Data on Friday showed Japan's core CPI rose at an annual pace of 3.0 per cent in November, unchanged from the previous month.
For now, the dollar had edged up 0.3 per cent to 156.03 yen , while the euro also firmed 0.3 per cent to 182.96. Yields on Japan's 10-year bonds held at 1.975 per cent, just below an 18-year high.
Japan's Nikkei was up 1.3 per cent, having tracked an overnight rally on Wall Street. South Korea rose 0.8 per cent and tech-heavy Taiwan 1.3 per cent encouraged by stellar results from chipmaker Micron Technology.
MSCI's broadest index of Asia-Pacific shares outside Japan added 0.7 per cent, while Chinese blue chips gained 0.6 per cent.
TikTok's Chinese owner, ByteDance, announced a deal with three major investors to form a joint venture to operate TikTok's U.S. app in a bid to avoid a U.S. government ban.
ECB, BoE OFFER DIFFERENT LEVELS OF HAWKISHNESS
For European bourses, EUROSTOXX 50 futures and FTSE futures were both down 0.3 per cent, while DAX futures dipped 0.2 per cent.
S&P 500 futures were flat, while Nasdaq futures added 0.2 per cent.
Sentiment had got a boost from a surprise slowdown in U.S. consumer price inflation to 2.7 per cent, though analysts cautioned the data were clearly distorted lower by the government shutdown and could not be taken at face value.
Pricing for the Federal Reserve moved only marginally with a rate cut in January implied at just 27 per cent, while March nudged up to 58 per cent from 54 per cent before the data.
Bond markets gave a cautious welcome to the U.S. CPI numbers as 10-year Treasury yields held at 4.126 per cent, some way from the recent 3-1/2-month top of 4.209 per cent.
Overnight, British bonds had taken a hit after the Bank of England cut rates as expected but only after a very tight 5-4 vote. Policymakers also signalled caution about the pace of future easing and another cut is now not fully priced in until June.
The European Central Bank was even more hawkish as it held rates at 2.0 per cent and signalled a likely end to the easing cycle. Markets imply only a minor chance of a cut for all of 2026.
Central banks in Sweden and Norway also held steady, though the latter left the door open to one or more cuts.

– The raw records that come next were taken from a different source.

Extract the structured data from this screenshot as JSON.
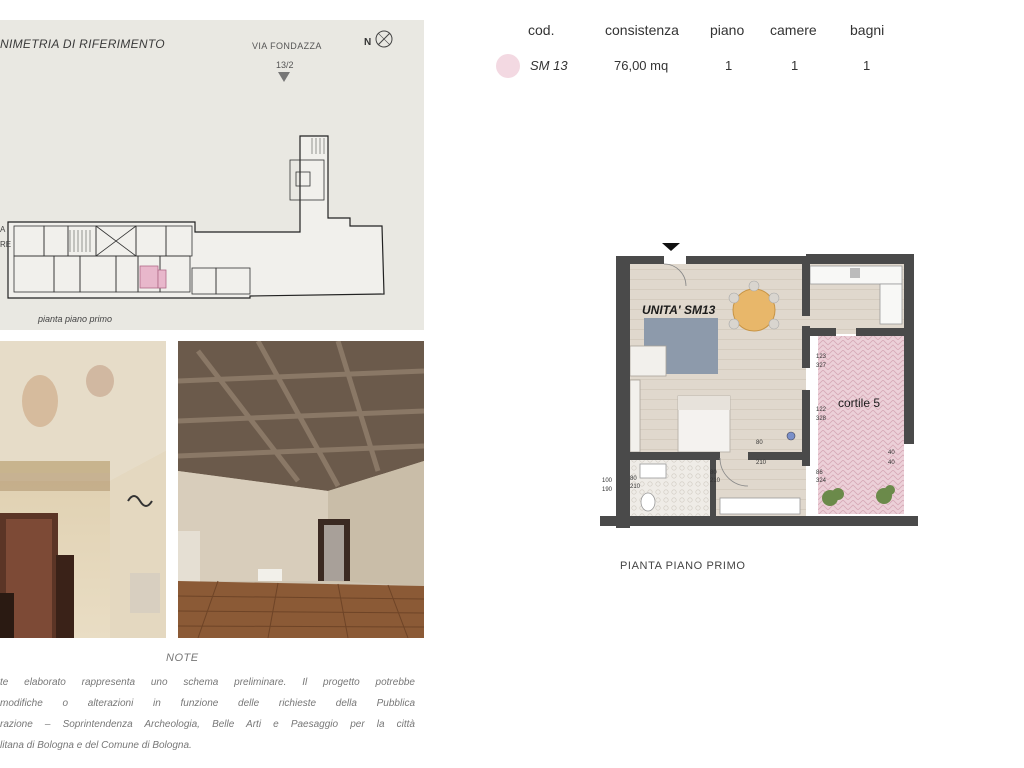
{
  "reference": {
    "title": "NIMETRIA DI RIFERIMENTO",
    "street_name": "VIA FONDAZZA",
    "street_number": "13/2",
    "north_label": "N",
    "caption": "pianta piano primo",
    "side_fragment_1": "A",
    "side_fragment_2": "RE"
  },
  "table": {
    "headers": {
      "code": "cod.",
      "size": "consistenza",
      "floor": "piano",
      "rooms": "camere",
      "baths": "bagni"
    },
    "row": {
      "code": "SM 13",
      "size": "76,00 mq",
      "floor": "1",
      "rooms": "1",
      "baths": "1",
      "swatch_color": "#f3d9e2"
    }
  },
  "floorplan": {
    "unit_label": "UNITA' SM13",
    "courtyard_label": "cortile 5",
    "caption": "PIANTA PIANO PRIMO",
    "dimensions": {
      "d1": "123",
      "d1b": "327",
      "d2": "122",
      "d2b": "328",
      "d3": "80",
      "d3b": "210",
      "d4": "80",
      "d4b": "210",
      "d5": "86",
      "d5b": "324",
      "d6": "40",
      "d6b": "40",
      "d7": "100",
      "d7b": "190",
      "d8": "80",
      "d8b": "210"
    }
  },
  "notes": {
    "title": "NOTE",
    "lines": [
      "te elaborato rappresenta uno schema preliminare. Il progetto potrebbe",
      "modifiche o alterazioni in funzione delle richieste della Pubblica",
      "razione – Soprintendenza Archeologia, Belle Arti e Paesaggio per la città",
      "litana di Bologna e del Comune di Bologna."
    ]
  },
  "colors": {
    "panel_bg": "#e9e8e2",
    "wall": "#4a4a4a",
    "floor_wood": "#e2dad0",
    "courtyard": "#e8c8d0",
    "rug": "#8a97a8",
    "table": "#e9b86a"
  }
}
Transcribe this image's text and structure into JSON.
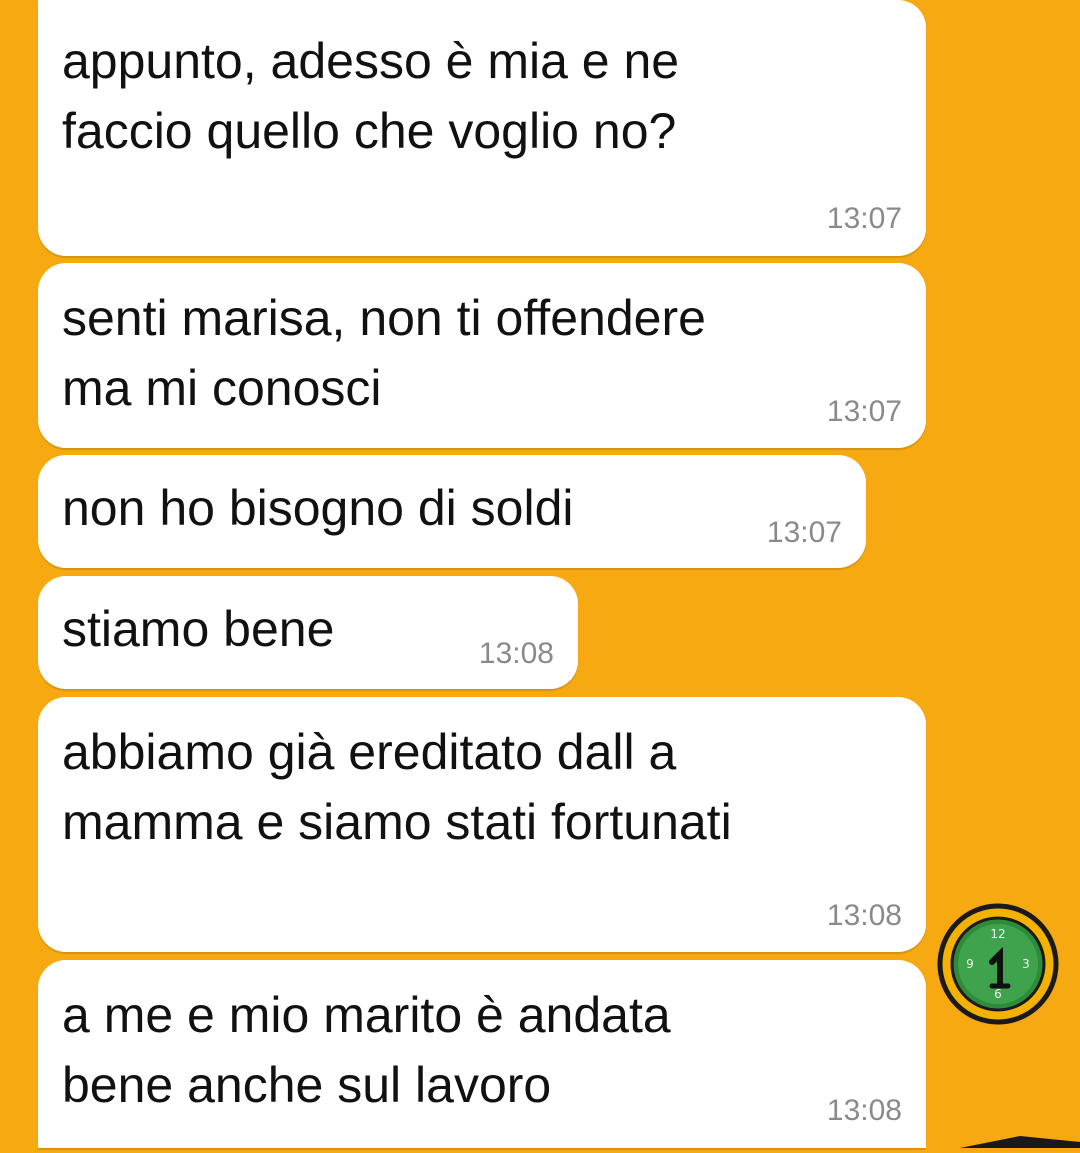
{
  "colors": {
    "background": "#F7A912",
    "bubble": "#FFFFFF",
    "message_text": "#111111",
    "timestamp": "#8A8A8A"
  },
  "messages": [
    {
      "text": "appunto, adesso è mia e ne\nfaccio quello che voglio no?",
      "time": "13:07"
    },
    {
      "text": "senti marisa, non ti offendere\nma mi conosci",
      "time": "13:07"
    },
    {
      "text": "non ho bisogno di soldi",
      "time": "13:07"
    },
    {
      "text": "stiamo bene",
      "time": "13:08"
    },
    {
      "text": "abbiamo già ereditato dall a\nmamma e siamo stati fortunati",
      "time": "13:08"
    },
    {
      "text": "a me e mio marito è andata\nbene anche sul lavoro",
      "time": "13:08"
    }
  ],
  "decorations": {
    "clock_sticker": "clock-sticker-icon"
  }
}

In commodity markets, gold slipped 0.3 per cent to $4,319 an ounce, and still short of its October peak of $4,381. Silver ran into profit-taking after its meteoric run, but palladium and platinum remained in demand. [GOL/]
Oil prices found some support from the possibility of further U.S. sanctions against Russia and the supply risks posed by a blockade of Venezuelan oil tankers.
Brent edged down 0.2 per cent to $59.71 a barrel, while U.S. crude eased 0.3 per cent to $56.00 per barrel.